The problem here is that prepaid freight is normally treated as confidential by the shipper. Only the party that prepaid it would know what the actual freight charge is. They may not want to share that information with the U.S. importer. The bill of lading accompanying the shipment may only state “as agreed” or similar language. Similarly, the cost of prepaid insurance is also confidential.
What is the importer to do? Can it estimate the freight and insurance? No – the ICP states that only the actual charges can be deducted. This means that Acme Corporation in this particular instance would need to persuade the Japanese seller to divulge the exact amount of freight and insurance and provide documentation to support the claimed amounts.
What if the Japanese seller turns down Acme Corporation’s request? In that event, the Customs Prime Directive applies: If you can’t prove it, don’t claim it. Acme Corporation would need to enter and pay duty on the full CIF price of $105,000. Acme Corporation may not think this is fair, but the Customs Regulations aren’t always fair.

If Acme Corporation were to obtain evidence of the actual freight and insurance charges at a later date, it could file a post summary correction, or protest to obtain a duty refund.

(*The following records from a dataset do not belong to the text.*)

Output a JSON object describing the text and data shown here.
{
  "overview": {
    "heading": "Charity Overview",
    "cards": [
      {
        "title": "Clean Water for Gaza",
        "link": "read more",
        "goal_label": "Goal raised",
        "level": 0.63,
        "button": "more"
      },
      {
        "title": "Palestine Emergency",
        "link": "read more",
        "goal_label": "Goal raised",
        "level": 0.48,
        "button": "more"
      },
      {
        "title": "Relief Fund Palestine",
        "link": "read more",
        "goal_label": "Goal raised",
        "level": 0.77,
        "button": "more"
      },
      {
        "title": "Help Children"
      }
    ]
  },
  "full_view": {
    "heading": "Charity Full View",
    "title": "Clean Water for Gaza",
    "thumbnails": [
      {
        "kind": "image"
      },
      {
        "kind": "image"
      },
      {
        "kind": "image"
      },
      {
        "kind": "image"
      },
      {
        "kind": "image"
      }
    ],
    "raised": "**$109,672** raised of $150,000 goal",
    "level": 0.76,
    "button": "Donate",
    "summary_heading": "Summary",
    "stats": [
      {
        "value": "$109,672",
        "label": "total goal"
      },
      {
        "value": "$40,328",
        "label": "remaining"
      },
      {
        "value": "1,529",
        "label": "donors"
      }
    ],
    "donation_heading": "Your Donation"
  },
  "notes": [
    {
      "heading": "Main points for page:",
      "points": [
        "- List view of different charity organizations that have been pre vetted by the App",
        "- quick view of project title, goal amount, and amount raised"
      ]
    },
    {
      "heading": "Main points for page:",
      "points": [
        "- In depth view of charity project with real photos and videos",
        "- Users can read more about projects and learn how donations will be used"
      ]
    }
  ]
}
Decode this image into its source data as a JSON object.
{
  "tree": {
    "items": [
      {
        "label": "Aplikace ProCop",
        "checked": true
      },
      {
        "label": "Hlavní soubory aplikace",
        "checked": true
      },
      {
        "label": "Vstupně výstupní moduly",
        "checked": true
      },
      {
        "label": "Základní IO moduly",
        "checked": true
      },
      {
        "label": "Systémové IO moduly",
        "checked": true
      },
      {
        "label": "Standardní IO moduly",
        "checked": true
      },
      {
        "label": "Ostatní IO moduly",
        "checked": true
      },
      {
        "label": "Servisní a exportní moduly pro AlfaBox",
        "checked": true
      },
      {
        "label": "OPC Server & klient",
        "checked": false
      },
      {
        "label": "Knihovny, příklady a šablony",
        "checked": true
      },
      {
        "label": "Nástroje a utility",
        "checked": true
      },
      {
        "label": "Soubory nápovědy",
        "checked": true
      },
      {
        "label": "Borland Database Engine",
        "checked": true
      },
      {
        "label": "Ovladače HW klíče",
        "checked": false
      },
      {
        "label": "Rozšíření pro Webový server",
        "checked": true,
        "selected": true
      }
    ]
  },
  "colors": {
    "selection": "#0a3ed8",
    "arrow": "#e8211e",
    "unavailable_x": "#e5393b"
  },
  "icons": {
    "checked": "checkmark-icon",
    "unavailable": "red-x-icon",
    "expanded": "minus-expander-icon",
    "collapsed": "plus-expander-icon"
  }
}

What if Acme Corporation, or its customs broker, were to simply deduct the $5,000 and hope for the best? We will point to the CBP Focused Assessment Kit, giving instructions to Regulatory Auditors. Under the title of “Red Flags for Price Actually Paid or Payable” the kit lists “Unsubstantiated/estimated nondutiable charge deductions are used for entry.” This means that the auditor will be looking for such charges and, if found, list them as a violation and loss of revenue.

Another part of the Focused Assessment Kit describes “Situation in which team would proceed to ACT (Compliance).” This means that the focused assessment will go to the next stage of looking into the violations and requiring a compliance improvement plan. One of the factors that would cause this is listed as “unsupported freight deduction.”

Regulatory Audit also visits customs brokers to examine them for compliance. We understand that freight charge deductions are one of the things on the Regulatory Audit broker hit list: Is the broker deducting freight and insurance and, if so, can the broker support the deduction with evidence of the actual charges?

This may seem like a simple thing, but in this age of special duties on many products it could be significant. Some advice would be to not purchase from foreign suppliers under Incoterms that include international freight and/or insurance, or require the seller to support such charges with evidence of the actual amounts, or – better yet – change the Incoterms to FCA or similar to eliminate this issue.

Thinking about deducting international freight and insurance to arrive at the entered value? Remember the Prime Directive!